New York (AFP) - As Major League Baseball players prepare to start a coronavirus-shortened season after a battle over money, long-retired outfielder Bobby Bonilla is laughing all the way to the bank -- again.
Bonilla was paid $1.19 million (1.05 euros) by the New York Mets on Wednesday, the latest installment on an incredible deal the Mets signed that will see them pay him a total of $29.8 million on an original debt of $5.9 million.
It's why Mets fans have come to see July 1 as "Bobby Bonilla Day" as their club will pay him $1,193,248.20 on that day every year through 2035 -- when he will be 72 -- for a season in which Bonilla didn't even play for the team.
Six-time All-Star Bonilla, now 57, played from 1986 through 2001 for eight different clubs, helping the then-Florida Marlins capture the 1997 World Series crown.
The Mets signed Bonilla to a five-year deal worth $29 million in December 1991, making him MLB's highest-paid player from 1992-1994 before they traded him to Baltimore in 1995.
Bonilla went to Florida in 1997 and after a title run was traded to the Los Angeles Dodgers, who sent him back to the Mets after the 1998 campaign.
A disappointing 1999 season prompted the Mets to release Bonilla, but they still owed him $5.9 on his contract for another season.
Bonilla and his agent offered the Mets a deal -- Bonilla would delay the payment until 2011 and then take the payout annually over time with 8% interest.
Mets owner Fred Wilpon took the deal because he thought his investments with Ponzi scheme mastermind Bernie Madoff would pay him 10% in returns, more than covering the Bonilla payout.

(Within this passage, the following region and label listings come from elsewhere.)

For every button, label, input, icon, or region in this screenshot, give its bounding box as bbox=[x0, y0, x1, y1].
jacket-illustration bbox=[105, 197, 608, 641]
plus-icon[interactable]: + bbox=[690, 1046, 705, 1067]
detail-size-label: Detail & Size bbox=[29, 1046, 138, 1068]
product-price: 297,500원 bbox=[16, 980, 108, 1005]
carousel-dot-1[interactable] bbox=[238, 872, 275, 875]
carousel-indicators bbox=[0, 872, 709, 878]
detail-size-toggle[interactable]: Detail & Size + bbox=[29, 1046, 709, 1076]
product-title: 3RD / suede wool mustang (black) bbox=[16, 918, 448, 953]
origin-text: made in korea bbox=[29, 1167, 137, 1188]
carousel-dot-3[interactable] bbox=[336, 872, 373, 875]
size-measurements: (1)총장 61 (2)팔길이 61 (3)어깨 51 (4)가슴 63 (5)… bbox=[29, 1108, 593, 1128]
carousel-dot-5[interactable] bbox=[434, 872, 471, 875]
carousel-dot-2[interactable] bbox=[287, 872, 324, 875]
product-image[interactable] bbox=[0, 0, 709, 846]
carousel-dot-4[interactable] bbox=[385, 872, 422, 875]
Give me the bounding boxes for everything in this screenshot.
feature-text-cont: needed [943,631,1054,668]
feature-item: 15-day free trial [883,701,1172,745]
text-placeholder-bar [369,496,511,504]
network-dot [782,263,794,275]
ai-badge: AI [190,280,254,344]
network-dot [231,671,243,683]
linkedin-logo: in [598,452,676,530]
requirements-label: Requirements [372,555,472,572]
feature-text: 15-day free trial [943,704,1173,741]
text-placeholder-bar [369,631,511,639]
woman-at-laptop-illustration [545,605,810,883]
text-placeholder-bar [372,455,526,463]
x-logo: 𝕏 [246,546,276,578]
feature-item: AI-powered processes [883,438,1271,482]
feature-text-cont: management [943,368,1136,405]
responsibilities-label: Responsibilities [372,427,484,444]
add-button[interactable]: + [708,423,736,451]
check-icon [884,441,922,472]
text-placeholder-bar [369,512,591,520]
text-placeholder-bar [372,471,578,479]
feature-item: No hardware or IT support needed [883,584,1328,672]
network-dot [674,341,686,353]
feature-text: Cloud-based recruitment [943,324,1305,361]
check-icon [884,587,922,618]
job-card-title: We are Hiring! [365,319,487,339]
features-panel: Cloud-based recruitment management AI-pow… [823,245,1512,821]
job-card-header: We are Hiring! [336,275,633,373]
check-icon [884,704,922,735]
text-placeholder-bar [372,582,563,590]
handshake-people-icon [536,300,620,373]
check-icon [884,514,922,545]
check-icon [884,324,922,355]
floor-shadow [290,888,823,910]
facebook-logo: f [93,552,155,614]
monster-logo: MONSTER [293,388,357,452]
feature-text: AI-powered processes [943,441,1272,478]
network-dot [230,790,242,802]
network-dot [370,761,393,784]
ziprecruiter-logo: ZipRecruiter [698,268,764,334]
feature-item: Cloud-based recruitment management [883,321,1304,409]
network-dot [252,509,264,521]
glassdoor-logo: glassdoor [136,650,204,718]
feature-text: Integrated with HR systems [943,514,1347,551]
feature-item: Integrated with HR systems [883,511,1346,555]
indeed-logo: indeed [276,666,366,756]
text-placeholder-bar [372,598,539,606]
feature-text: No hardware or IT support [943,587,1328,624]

But the Madoff scheme unraveled after the 2008 MLB season, uncovering an epic fraud that bilked thousands out of more than $64 billion.
Bonilla's annual salary is more than some current MLB standouts will make this year, when players are having to take a pro-rated portion of their salary for a schedule that has been reduced to 60 games per team.
MLB plans to open the MLB season on October 23 with teams playing in home stadiums without fans due to the deadly COVID-19 outbreak.